当我在phpmyadmin中运行以下查询时,我得到了18个结果 - 所有这些都是正确的,我正在寻找什么。但是,当我复制&将查询粘贴到php文件并运行页面,我得到17个结果。
SELECT
ta.jobTaskID,
jt.customTaskTitle, jt.taskID, jt.status,
d.dealershipName,
j.jobNumber, j.jobID, j.title, j.jobSpec,
wt.taskName,
po.dueToProduction
FROM taskassignments ta
INNER JOIN jobTasks jt ON ta.jobTaskID = jt.jobTaskID
INNER JOIN jobs j ON jt.jobID = j.jobID
INNER JOIN dealerships d ON j.dealershipID = d.dealershipID
LEFT JOIN workflowtasks wt ON jt.taskID = wt.taskID
LEFT JOIN purchaseorders po ON j.jobID = po.jobID
WHERE ta.userID = 1 AND jt.status != 'Completed';
编辑:Here's a snapshot of my phpmyadmin result 和here's a snapshot of my var_dump。
这是我的PHP代码(我使用的是我创建的数据库类)
$myTasks = $connection->runQuery("
SELECT
ta.jobTaskID,
jt.customTaskTitle, jt.taskID, jt.status,
d.dealershipName,
j.jobNumber, j.jobID, j.title, j.jobSpec,
wt.taskName,
po.dueToProduction
FROM taskassignments ta
INNER JOIN jobTasks jt ON ta.jobTaskID = jt.jobTaskID
INNER JOIN jobs j ON jt.jobID = j.jobID
INNER JOIN dealerships d ON j.dealershipID = d.dealershipID
LEFT JOIN workflowtasks wt ON jt.taskID = wt.taskID
LEFT JOIN purchaseorders po ON j.jobID = po.jobID
WHERE ta.userID = " . $userID . " AND jt.status != 'Completed'");
最后,这是连接类用于运行查询的代码:
// runs the user defined query
public function runQuery($runMe)
{
$outArray = array();
if ($this->checkConnection()) // if the connection is a resource
{
$returned = mysql_query($runMe, $this->dbConnection);
if ($returned === false) // if there was an error during sql execution
{
echo "SQL Query error: " . mysql_error();
}
if ($returned === true) // if a update, insert, delete, etc... command was run
return true;
if (is_resource($returned))
{
$outArray = array(); // returned array with query results
for ($i = 0; $i < mysql_num_rows($returned); $i++)
{
$outArray[] = mysql_fetch_assoc($returned);
}
}
if (count($outArray) < 1)
return null;
else
return $outArray;
}
else
echo "Your Database Connection Was Unable To Be Authenticated.";
}
答案 0 :(得分:1)
更好的解决方案是不要在所有中使用mysql_num_rows()
,而只是反复调用mysql_fetch_assoc()
,直到它停止返回结果:
$outArray = array();
while ( $row = mysql_fetch_assoc($returned) ) {
$outArray[] = $row;
}
(请注意。

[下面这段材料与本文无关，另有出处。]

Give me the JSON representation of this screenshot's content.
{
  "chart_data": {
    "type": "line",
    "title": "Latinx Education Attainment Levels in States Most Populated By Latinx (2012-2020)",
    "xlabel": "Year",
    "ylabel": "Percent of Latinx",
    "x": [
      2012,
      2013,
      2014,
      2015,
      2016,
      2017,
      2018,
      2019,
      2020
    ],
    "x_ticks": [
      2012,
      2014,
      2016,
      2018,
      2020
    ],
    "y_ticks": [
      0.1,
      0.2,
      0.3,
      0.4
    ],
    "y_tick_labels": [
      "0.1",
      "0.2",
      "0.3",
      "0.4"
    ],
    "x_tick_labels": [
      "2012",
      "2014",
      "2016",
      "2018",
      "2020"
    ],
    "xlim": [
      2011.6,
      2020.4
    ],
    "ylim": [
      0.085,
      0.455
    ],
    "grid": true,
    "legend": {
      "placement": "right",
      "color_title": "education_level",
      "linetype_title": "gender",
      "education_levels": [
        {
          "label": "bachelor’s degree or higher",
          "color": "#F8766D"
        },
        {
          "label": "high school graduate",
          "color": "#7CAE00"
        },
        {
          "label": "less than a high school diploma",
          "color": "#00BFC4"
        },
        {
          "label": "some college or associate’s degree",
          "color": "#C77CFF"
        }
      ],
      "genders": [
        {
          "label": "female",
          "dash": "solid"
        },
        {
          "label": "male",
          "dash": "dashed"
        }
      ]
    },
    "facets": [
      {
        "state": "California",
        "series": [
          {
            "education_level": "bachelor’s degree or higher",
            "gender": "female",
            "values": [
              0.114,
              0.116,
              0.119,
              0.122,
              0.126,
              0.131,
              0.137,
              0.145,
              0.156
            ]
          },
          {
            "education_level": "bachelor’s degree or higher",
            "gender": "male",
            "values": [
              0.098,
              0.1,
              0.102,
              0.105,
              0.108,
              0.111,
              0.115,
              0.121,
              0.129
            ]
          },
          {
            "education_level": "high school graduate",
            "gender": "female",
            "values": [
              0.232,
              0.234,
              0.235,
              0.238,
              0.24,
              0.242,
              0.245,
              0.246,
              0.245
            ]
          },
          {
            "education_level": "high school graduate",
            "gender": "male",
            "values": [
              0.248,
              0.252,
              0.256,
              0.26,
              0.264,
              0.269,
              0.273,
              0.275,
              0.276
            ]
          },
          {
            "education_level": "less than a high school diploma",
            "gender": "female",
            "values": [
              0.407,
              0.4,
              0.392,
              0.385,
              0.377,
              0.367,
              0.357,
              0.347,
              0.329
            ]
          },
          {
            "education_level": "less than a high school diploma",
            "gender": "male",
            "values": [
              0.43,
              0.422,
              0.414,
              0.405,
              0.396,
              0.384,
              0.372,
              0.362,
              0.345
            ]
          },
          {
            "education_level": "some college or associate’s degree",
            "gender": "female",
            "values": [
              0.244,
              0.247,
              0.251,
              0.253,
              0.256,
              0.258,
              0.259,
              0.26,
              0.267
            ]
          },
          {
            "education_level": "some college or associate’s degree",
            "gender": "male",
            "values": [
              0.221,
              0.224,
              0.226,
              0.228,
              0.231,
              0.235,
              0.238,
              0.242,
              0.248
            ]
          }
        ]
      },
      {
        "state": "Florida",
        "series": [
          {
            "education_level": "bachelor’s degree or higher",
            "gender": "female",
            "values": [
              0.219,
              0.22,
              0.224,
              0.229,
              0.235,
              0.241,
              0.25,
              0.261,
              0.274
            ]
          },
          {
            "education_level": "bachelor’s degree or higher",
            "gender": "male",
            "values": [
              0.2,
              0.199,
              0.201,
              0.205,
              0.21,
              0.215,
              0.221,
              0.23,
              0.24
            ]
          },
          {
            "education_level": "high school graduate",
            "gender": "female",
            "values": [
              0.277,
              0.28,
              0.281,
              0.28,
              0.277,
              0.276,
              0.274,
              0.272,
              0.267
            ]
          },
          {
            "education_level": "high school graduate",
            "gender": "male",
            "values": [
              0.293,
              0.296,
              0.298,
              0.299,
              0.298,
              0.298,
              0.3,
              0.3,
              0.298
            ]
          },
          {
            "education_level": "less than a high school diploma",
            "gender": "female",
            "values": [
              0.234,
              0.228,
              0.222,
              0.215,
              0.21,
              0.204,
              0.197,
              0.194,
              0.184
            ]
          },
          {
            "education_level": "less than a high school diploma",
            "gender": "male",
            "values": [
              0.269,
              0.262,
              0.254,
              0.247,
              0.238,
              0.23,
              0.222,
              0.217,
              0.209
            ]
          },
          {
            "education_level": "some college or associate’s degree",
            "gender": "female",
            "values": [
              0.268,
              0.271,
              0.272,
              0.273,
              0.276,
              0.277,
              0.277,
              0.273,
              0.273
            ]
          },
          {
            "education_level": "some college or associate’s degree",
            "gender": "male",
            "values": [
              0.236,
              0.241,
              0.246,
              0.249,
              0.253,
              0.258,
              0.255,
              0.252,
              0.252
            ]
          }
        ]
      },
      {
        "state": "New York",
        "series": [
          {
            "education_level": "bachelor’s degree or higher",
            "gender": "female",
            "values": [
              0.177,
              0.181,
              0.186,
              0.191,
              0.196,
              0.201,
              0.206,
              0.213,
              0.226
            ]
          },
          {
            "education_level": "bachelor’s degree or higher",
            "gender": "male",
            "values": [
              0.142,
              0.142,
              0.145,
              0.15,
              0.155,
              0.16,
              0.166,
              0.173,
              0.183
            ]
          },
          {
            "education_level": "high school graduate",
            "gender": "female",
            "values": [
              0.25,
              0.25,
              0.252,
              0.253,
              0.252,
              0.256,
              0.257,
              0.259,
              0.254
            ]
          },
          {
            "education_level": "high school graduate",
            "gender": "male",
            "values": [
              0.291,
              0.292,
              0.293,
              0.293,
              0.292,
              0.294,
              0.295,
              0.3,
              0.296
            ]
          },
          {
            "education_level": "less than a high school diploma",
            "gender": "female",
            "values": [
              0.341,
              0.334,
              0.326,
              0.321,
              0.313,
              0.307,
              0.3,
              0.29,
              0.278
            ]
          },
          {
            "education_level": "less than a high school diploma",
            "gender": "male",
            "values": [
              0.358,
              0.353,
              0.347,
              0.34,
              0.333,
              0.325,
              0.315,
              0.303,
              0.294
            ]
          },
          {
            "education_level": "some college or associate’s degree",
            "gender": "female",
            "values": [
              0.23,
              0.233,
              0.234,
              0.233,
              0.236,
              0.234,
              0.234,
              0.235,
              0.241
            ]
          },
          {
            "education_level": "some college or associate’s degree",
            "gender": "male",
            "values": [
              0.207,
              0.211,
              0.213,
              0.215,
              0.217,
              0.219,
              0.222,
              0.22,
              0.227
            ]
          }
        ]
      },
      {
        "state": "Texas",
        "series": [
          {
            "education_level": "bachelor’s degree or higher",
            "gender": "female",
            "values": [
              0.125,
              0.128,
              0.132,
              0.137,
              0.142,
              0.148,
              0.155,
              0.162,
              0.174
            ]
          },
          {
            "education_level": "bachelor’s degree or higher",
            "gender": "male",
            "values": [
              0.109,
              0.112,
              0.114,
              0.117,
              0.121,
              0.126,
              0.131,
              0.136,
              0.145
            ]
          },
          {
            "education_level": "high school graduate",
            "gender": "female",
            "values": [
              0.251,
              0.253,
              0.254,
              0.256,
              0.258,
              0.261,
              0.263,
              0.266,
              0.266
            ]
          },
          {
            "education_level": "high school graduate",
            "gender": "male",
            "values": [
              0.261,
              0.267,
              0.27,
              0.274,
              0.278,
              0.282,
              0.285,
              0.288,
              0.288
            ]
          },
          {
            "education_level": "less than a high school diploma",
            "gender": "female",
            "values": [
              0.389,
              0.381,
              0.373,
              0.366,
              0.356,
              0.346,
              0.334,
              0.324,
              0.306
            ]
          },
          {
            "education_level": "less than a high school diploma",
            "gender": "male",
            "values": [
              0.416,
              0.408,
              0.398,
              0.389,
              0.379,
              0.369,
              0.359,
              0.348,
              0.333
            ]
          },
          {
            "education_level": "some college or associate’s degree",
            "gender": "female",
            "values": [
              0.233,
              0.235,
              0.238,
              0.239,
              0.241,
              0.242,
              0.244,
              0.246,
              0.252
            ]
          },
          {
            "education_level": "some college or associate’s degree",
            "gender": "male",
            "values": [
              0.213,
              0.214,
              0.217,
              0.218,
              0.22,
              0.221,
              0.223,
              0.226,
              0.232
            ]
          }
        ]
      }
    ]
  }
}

您知道,您的代码正在使用的original PHP mysql API自PHP 5.5.0起已弃用,将在以后的某个版本中删除。您真的应该转移到{{3} },one of the supported APIs或mysqli。)
答案 1 :(得分:0)
尝试替换此行:
for ($i = 0; $i < mysql_num_rows($returned); $i++)
使用:
for ($i = 0; $i < mysql_num_rows($returned) + 1; $i++)
答案 2 :(得分:0)
您的最后一行被跳过,因为您只是检查$i
是否小于mysql_num_rows($returned)
。你应该检查它是否小于或等于。
因此您需要更改以下行:
for ($i = 0; $i < mysql_num_rows($returned); $i++)
到
for ($i = 0; $i <= mysql_num_rows($returned); $i++)
然后,您将按照预期将所有数据返回到PHP。
答案 3 :(得分:0)
尝试通过在循环后调用unset函数来清除循环内使用的所有数组,以清除所有数组,如
while(){
//your code
}
unset(array);
这将解决你的问题,因为它解决了我的问题。